Donald Trump a réitéré dimanche sa menace d'une intervention militaire au Nigéria en raison de ce qu'il affirme être une persécution des chrétiens, après que le président Bola Ahmed Tinubu a suggéré une rencontre avec son homologue américain «dans les prochains jours».
À la question d'un journaliste de l'AFP à bord de l'avion présidentiel Air Force One pour savoir s'il envisageait une intervention terrestre ou des frappes aériennes au Nigéria, le président américain a répondu: «Ça pourrait être beaucoup de choses. J'envisage beaucoup de choses».
«Ils tuent les chrétiens et ils les tuent en très grand nombre. Nous n'allons pas laisser ça se produire», a-t-il encore affirmé.
Dans une publication explosive sur sa plateforme Truth Social samedi, Trump avait déclaré avoir demandé au Pentagone d’élaborer un plan d’attaque possible au Nigéria, un jour après avoir averti que le christianisme faisait face à une «menace existentielle» dans le pays le plus peuplé d’Afrique.
«Des milliers de chrétiens sont tués» et «des islamistes radicaux sont responsables de ce massacre de masse», avait affirmé, sans preuve, le président américain.
Le Nigéria, divisé presque équitablement entre un nord à majorité musulmane et un sud majoritairement chrétien, est en proie à de nombreux conflits qui, selon les experts, ont tué des chrétiens et des musulmans sans distinction.

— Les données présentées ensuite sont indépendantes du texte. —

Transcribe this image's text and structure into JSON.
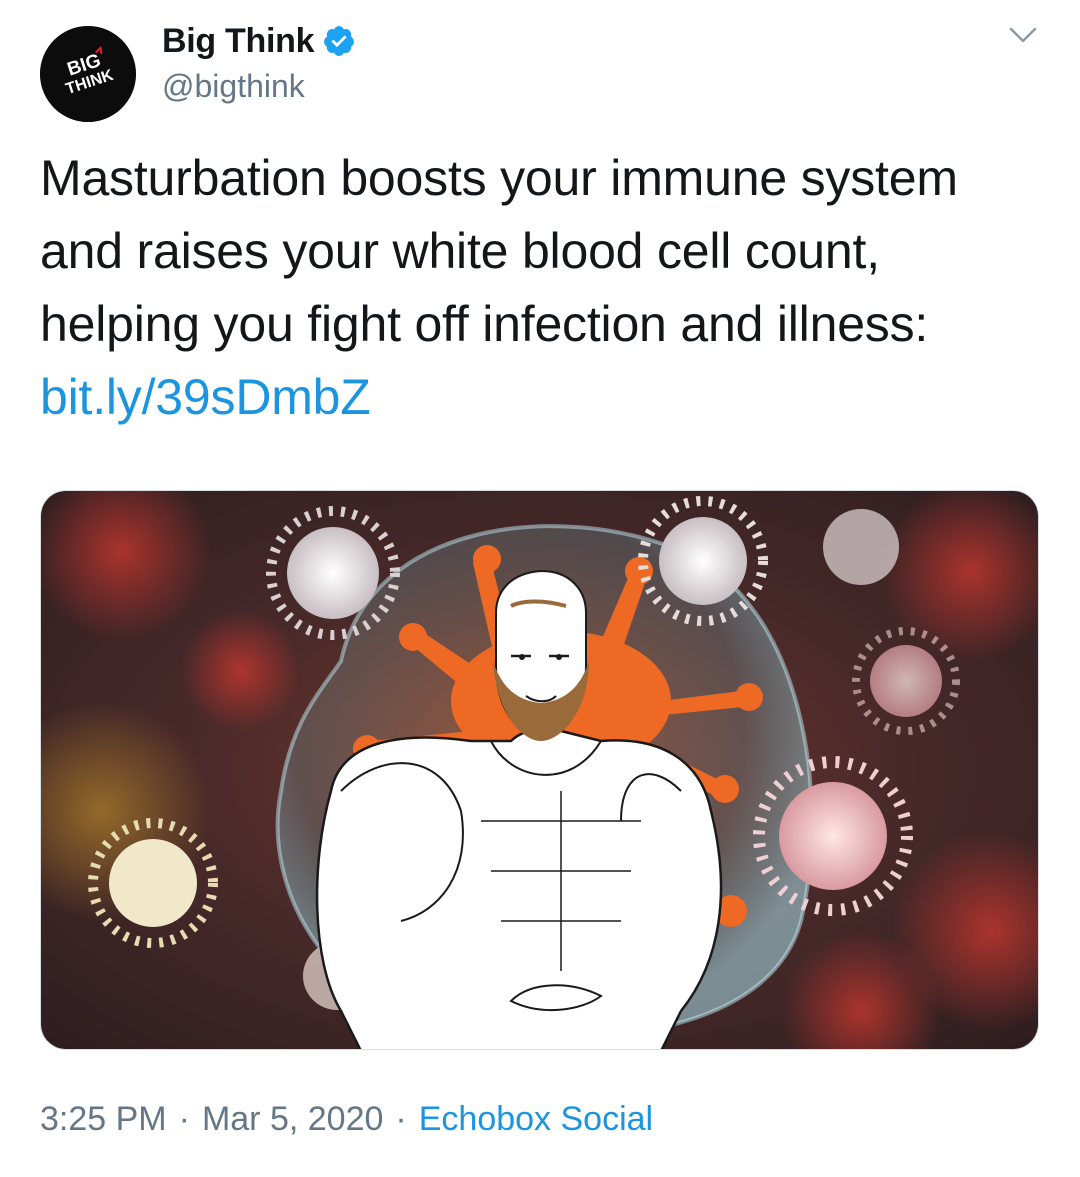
{
  "author": {
    "display_name": "Big Think",
    "handle": "@bigthink",
    "avatar_text_line1": "BIG",
    "avatar_text_line2": "THINK",
    "verified": true
  },
  "tweet": {
    "text": "Masturbation boosts your immune system and raises your white blood cell count, helping you fight off infection and illness: ",
    "link": "bit.ly/39sDmbZ"
  },
  "meta": {
    "time": "3:25 PM",
    "separator1": "·",
    "date": "Mar 5, 2020",
    "separator2": "·",
    "source": "Echobox Social"
  },
  "colors": {
    "link": "#1b95e0",
    "secondary_text": "#657786",
    "verified": "#1da1f2"
  },
  "icons": {
    "verified": "verified-badge-icon",
    "menu": "chevron-down-icon"
  }
}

Le porte-parole du président nigérian Bola Ahmed Tinubu, Daniel Bwala, a déclaré dimanche à l’AFP que «le Nigéria est un partenaire des États-Unis dans la lutte mondiale contre le terrorisme».
Plus tôt, Bwala avait suggéré sur X que les deux dirigeants pourraient se rencontrer prochainement.

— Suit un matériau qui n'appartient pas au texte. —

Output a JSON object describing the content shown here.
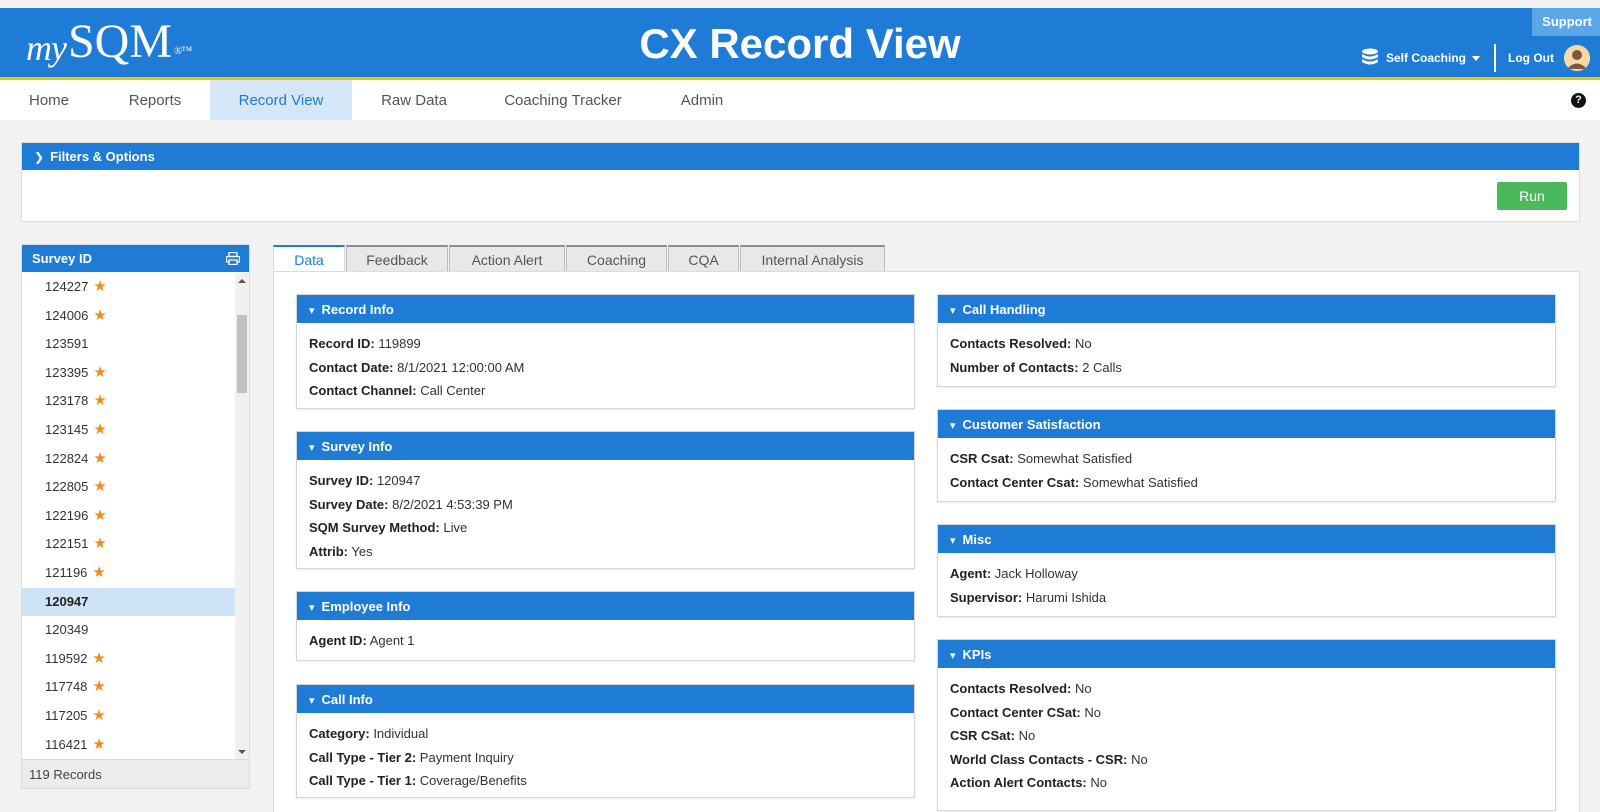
{
  "header": {
    "logo_prefix": "my",
    "logo_brand": "SQM",
    "logo_reg": "®™",
    "title": "CX Record View",
    "support": "Support",
    "mode": "Self Coaching",
    "logout": "Log Out",
    "brand_color": "#1e7cd6",
    "accent_color": "#f2c200"
  },
  "nav": {
    "items": [
      "Home",
      "Reports",
      "Record View",
      "Raw Data",
      "Coaching Tracker",
      "Admin"
    ],
    "active": "Record View",
    "help": "?"
  },
  "filters": {
    "title": "Filters & Options",
    "run": "Run"
  },
  "survey_list": {
    "header": "Survey ID",
    "items": [
      {
        "id": "124227",
        "starred": true
      },
      {
        "id": "124006",
        "starred": true
      },
      {
        "id": "123591",
        "starred": false
      },
      {
        "id": "123395",
        "starred": true
      },
      {
        "id": "123178",
        "starred": true
      },
      {
        "id": "123145",
        "starred": true
      },
      {
        "id": "122824",
        "starred": true
      },
      {
        "id": "122805",
        "starred": true
      },
      {
        "id": "122196",
        "starred": true
      },
      {
        "id": "122151",
        "starred": true
      },
      {
        "id": "121196",
        "starred": true
      },
      {
        "id": "120947",
        "starred": false,
        "selected": true
      },
      {
        "id": "120349",
        "starred": false
      },
      {
        "id": "119592",
        "starred": true
      },
      {
        "id": "117748",
        "starred": true
      },
      {
        "id": "117205",
        "starred": true
      },
      {
        "id": "116421",
        "starred": true
      }
    ],
    "footer": "119 Records"
  },
  "tabs": [
    "Data",
    "Feedback",
    "Action Alert",
    "Coaching",
    "CQA",
    "Internal Analysis"
  ],
  "active_tab": "Data",
  "cards": {
    "record_info": {
      "title": "Record Info",
      "fields": [
        {
          "label": "Record ID:",
          "value": "119899"
        },
        {
          "label": "Contact Date:",
          "value": "8/1/2021 12:00:00 AM"
        },
        {
          "label": "Contact Channel:",
          "value": "Call Center"
        }
      ]
    },
    "survey_info": {
      "title": "Survey Info",
      "fields": [
        {
          "label": "Survey ID:",
          "value": "120947"
        },
        {
          "label": "Survey Date:",
          "value": "8/2/2021 4:53:39 PM"
        },
        {
          "label": "SQM Survey Method:",
          "value": "Live"
        },
        {
          "label": "Attrib:",
          "value": "Yes"
        }
      ]
    },
    "employee_info": {
      "title": "Employee Info",
      "fields": [
        {
          "label": "Agent ID:",
          "value": "Agent 1"
        }
      ]
    },
    "call_info": {
      "title": "Call Info",
      "fields": [
        {
          "label": "Category:",
          "value": "Individual"
        },
        {
          "label": "Call Type - Tier 2:",
          "value": "Payment Inquiry"
        },
        {
          "label": "Call Type - Tier 1:",
          "value": "Coverage/Benefits"
        }
      ]
    },
    "call_handling": {
      "title": "Call Handling",
      "fields": [
        {
          "label": "Contacts Resolved:",
          "value": "No"
        },
        {
          "label": "Number of Contacts:",
          "value": "2 Calls"
        }
      ]
    },
    "customer_satisfaction": {
      "title": "Customer Satisfaction",
      "fields": [
        {
          "label": "CSR Csat:",
          "value": "Somewhat Satisfied"
        },
        {
          "label": "Contact Center Csat:",
          "value": "Somewhat Satisfied"
        }
      ]
    },
    "misc": {
      "title": "Misc",
      "fields": [
        {
          "label": "Agent:",
          "value": "Jack Holloway"
        },
        {
          "label": "Supervisor:",
          "value": "Harumi Ishida"
        }
      ]
    },
    "kpis": {
      "title": "KPIs",
      "fields": [
        {
          "label": "Contacts Resolved:",
          "value": "No"
        },
        {
          "label": "Contact Center CSat:",
          "value": "No"
        },
        {
          "label": "CSR CSat:",
          "value": "No"
        },
        {
          "label": "World Class Contacts - CSR:",
          "value": "No"
        },
        {
          "label": "Action Alert Contacts:",
          "value": "No"
        }
      ]
    }
  }
}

«Quant à savoir si les terroristes au Nigéria ciblent uniquement les chrétiens ou en fait toutes les confessions et les non-croyants, elles seront discutées et résolues par les deux dirigeants lorsqu'ils se rencontreront dans les prochains jours, soit à la State House, soit à la Maison Blanche», a-t-il indiqué.

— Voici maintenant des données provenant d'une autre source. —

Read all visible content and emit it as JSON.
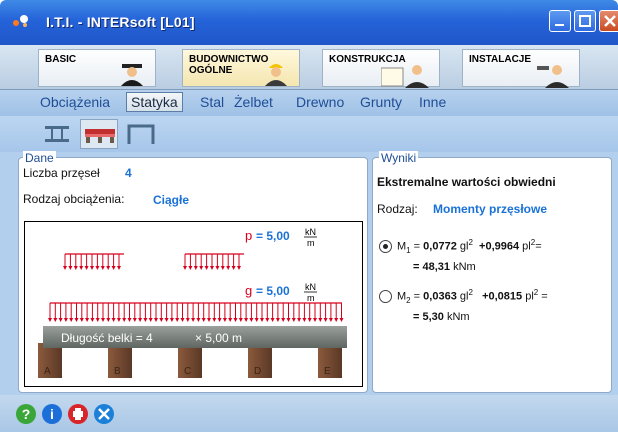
{
  "window": {
    "title": "I.T.I. - INTERsoft [L01]",
    "colors": {
      "titlebar": "#2563d9",
      "accent_blue": "#1a72d6",
      "load_red": "#d6001c"
    }
  },
  "modules": [
    {
      "label": "BASIC"
    },
    {
      "label": "BUDOWNICTWO OGÓLNE"
    },
    {
      "label": "KONSTRUKCJA"
    },
    {
      "label": "INSTALACJE"
    }
  ],
  "submenu": [
    "Obciążenia",
    "Statyka",
    "Stal",
    "Żelbet",
    "Drewno",
    "Grunty",
    "Inne"
  ],
  "submenu_selected": "Statyka",
  "toolbar": {
    "icons": [
      "i-beam-icon",
      "continuous-beam-icon",
      "frame-icon"
    ]
  },
  "dane": {
    "legend": "Dane",
    "spans_label": "Liczba przęseł",
    "spans_value": "4",
    "load_type_label": "Rodzaj obciążenia:",
    "load_type_value": "Ciągłe",
    "diagram": {
      "p_symbol": "p",
      "p_value": "= 5,00",
      "g_symbol": "g",
      "g_value": "= 5,00",
      "unit_num": "kN",
      "unit_den": "m",
      "beam_text": "Długość belki = 4",
      "beam_times": "× 5,00 m",
      "supports": [
        "A",
        "B",
        "C",
        "D",
        "E"
      ]
    }
  },
  "wyniki": {
    "legend": "Wyniki",
    "heading": "Ekstremalne wartości obwiedni",
    "type_label": "Rodzaj:",
    "type_value": "Momenty przęsłowe",
    "m1": {
      "symbol": "M",
      "sub": "1",
      "coef_g": "0,0772",
      "gl": "gl",
      "coef_p": "+0,9964",
      "pl": "pl",
      "result": "= 48,31",
      "unit": "kNm"
    },
    "m2": {
      "symbol": "M",
      "sub": "2",
      "coef_g": "0,0363",
      "gl": "gl",
      "coef_p": "+0,0815",
      "pl": "pl",
      "result": "= 5,30",
      "unit": "kNm"
    },
    "selected": "M1"
  },
  "bottom": {
    "icons": [
      "help-icon",
      "info-icon",
      "print-icon",
      "tools-icon"
    ]
  }
}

Aucune rencontre n'a cependant été actée pour l'heure, a confirmé Daniel Bwala à l'AFP par téléphone.
Les menaces de Donald Trump interviennent après des mois de lobbying de la part d'élus américains conservateurs qui estiment que les chrétiens font face au Nigéria à un «génocide». Ces accusations ont également été relayées par des associations chrétiennes et évangéliques, et ont trouvé un écho auprès de responsables politiques européens d'extrême droite, bien qu'elles soient mises en doute par des experts.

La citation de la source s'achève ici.